Nursing Fundamentals — Exam 1
CO M P R E H E N S I V E P R A C T I C E E X A M I N AT I O N W I T H V E R I F I E D A N S W E R S & R AT I O N A L E S

INSTITUTION School of Nursing COURSE CODE NURS-FUND-EXAM1
PROGRAM Nursing — ADN / BSN Pathway ACADEMIC YEAR
EXAM TITLE Nursing Fundamentals Exam 1 TOTAL QUESTIONS 80+ Practice Questions
COURSE TITLE Nursing Fundamentals FORMAT Multiple Choice / Select All That Apply /
Ordered Response


EXAMINATION INSTRUCTIONS
▸ Select the single best answer for each question unless "Select all that apply" is indicated.
▸ Questions cover nursing history, professional standards, Benner's proficiency levels, community health, caring theory, chronic
illness, critical thinking, and the nursing process.
▸ Verified answers with detailed rationales are provided for comprehensive exam preparation.
▸ Pay close attention to the distinctions between community-based, community health, and public health nursing.


PROFESSIONAL IDENTITY, CRITICAL THINKING, CARING & Questions 1 –
COMMUNITY PRACTICE 80+

1. Which nurse most likely kept records on sanitation techniques and the effects on health?
A. Mary Nutting.
B. Clara Barton.
C. Lillian Wald.
D. Florence Nightingale.
CORRECT ANSWER D — Florence Nightingale

RATIONALE Florence Nightingale (1820-1910), the founder of modern nursing, pioneered the first correlation between
infection and unclean conditions.

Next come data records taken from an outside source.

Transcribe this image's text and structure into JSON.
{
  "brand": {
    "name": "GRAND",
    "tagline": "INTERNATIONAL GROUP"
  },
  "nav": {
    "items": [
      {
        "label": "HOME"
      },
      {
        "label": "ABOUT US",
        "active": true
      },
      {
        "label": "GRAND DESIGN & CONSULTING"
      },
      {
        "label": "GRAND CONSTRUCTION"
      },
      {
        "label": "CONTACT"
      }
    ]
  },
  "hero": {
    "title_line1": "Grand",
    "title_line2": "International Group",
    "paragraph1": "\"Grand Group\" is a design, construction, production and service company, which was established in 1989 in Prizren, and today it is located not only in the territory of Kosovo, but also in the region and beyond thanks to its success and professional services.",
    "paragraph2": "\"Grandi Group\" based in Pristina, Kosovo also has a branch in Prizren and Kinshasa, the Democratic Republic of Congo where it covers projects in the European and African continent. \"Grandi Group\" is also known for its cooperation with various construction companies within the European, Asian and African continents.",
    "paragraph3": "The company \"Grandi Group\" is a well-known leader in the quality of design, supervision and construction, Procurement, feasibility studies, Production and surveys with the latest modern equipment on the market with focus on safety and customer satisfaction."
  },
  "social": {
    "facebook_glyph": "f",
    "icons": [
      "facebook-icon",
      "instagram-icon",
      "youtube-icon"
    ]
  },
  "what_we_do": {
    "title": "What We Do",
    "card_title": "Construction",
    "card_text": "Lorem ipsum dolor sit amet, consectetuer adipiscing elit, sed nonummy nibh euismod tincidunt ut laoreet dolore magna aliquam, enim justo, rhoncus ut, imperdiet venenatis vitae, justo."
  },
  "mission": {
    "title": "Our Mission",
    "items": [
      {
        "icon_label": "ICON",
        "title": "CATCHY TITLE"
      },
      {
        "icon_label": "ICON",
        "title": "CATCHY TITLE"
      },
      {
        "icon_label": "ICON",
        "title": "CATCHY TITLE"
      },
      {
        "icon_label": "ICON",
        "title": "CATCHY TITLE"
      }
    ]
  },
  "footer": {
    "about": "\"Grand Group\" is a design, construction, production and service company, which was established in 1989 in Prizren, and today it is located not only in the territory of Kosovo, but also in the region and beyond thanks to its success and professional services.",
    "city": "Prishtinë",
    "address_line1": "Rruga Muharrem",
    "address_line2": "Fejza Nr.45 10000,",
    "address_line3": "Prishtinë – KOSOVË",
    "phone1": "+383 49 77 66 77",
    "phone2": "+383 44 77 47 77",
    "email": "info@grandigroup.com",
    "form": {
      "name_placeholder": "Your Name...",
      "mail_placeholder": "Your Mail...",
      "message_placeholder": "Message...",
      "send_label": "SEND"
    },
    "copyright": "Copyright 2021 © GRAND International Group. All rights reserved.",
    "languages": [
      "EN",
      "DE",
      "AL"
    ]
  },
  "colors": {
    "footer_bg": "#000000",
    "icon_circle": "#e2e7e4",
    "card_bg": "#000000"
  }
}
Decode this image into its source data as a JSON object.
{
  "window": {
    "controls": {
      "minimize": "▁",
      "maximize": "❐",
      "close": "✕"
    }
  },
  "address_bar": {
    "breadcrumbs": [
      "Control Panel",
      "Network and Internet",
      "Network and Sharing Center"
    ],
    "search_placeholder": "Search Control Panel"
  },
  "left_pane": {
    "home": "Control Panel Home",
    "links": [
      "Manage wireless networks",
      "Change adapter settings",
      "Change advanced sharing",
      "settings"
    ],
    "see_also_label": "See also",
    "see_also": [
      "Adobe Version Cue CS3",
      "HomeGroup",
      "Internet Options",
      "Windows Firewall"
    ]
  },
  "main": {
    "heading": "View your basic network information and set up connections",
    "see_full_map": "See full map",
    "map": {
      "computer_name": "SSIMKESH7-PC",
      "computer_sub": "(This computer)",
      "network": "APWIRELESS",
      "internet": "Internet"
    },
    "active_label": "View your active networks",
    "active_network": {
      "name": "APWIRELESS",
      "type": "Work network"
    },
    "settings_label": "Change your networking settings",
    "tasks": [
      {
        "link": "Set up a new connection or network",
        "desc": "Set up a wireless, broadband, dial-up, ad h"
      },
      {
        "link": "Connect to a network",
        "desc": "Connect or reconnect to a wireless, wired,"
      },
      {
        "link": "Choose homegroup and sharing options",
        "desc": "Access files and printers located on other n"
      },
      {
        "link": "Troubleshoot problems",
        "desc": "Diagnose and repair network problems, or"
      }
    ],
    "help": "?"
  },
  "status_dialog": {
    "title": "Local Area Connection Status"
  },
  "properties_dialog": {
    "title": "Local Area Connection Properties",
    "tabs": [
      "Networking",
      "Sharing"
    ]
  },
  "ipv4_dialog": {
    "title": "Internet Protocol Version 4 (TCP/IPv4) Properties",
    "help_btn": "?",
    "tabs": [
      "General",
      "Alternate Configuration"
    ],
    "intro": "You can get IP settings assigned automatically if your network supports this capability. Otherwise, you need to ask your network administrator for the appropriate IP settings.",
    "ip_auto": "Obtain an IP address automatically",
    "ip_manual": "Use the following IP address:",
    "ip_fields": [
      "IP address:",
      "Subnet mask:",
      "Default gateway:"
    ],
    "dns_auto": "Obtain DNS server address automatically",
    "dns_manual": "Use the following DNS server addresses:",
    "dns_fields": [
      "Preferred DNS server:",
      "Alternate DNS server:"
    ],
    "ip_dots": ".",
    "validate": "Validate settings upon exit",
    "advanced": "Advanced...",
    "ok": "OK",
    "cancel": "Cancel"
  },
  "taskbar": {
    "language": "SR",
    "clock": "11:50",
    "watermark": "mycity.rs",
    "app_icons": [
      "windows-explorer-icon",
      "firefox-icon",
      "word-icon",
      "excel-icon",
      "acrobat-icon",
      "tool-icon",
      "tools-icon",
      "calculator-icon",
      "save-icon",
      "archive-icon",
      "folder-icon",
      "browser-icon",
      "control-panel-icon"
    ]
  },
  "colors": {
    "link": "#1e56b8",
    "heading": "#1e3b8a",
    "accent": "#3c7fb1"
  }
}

She dramatically reduced Crimean War mortality rates by implementing
sanitary conditions and was a pioneering statistician who used meticulous data collection, graphs, and charts
to demonstrate that environmental cleanliness directly impacts patient outcomes. She also established the
first formal nursing education program.

, 2. The nurse prescribes strategies and alternatives to attain expected outcomes. Which standard of nursing practice is
the nurse following?
A. Assessment.
B. Diagnosis.
C. Planning.
D. Implementation.
CORRECT ANSWER C — Planning

RATIONALE The ANA Standard of Practice for Planning states that the registered nurse develops a plan that prescribes
strategies and alternatives to attain expected outcomes. This involves establishing priorities, setting SMART
goals, selecting evidence-based interventions, and communicating the plan to the patient, family, and
healthcare team. The plan must be individualized and patient-centered.


3. An experienced medical-surgical nurse chooses to work in obstetrics. Which level of proficiency is the nurse upon
initial transition to the obstetrical floor?
A. Novice.
B. Proficient.
C. Competent.
D. Advanced beginner.
CORRECT ANSWER A — Novice

RATIONALE According to Benner's model, proficiency is context-specific. When an experienced nurse moves to a
completely new specialty area with unfamiliar patient populations, equipment, and protocols, they return to
the novice level for that specific setting. Novice nurses have no experience with the situations in which they
are expected to perform. They rely on rules and need guidance. Experience in one area does not automatically
transfer to proficiency in another clinical domain.


4. A nurse assesses a patient's fluid status and decides that the patient needs to drink more fluids. The nurse then
encourages the patient to drink more fluids. Which concept is the nurse demonstrating?
A. Licensure.
B. Autonomy.
C. Certification.
D. Accountability.
CORRECT ANSWER B — Autonomy

RATIONALE Autonomy in nursing refers to the initiation of independent nursing interventions without medical orders.
The nurse uses professional knowledge and clinical judgment to assess the patient, determine a need
(increased fluid intake), and implement an intervention (encouraging fluids) independently. This is within the
nurse's scope of practice and does not require a physician's order. Autonomy is one of the ANA's five core
values of professional nursing.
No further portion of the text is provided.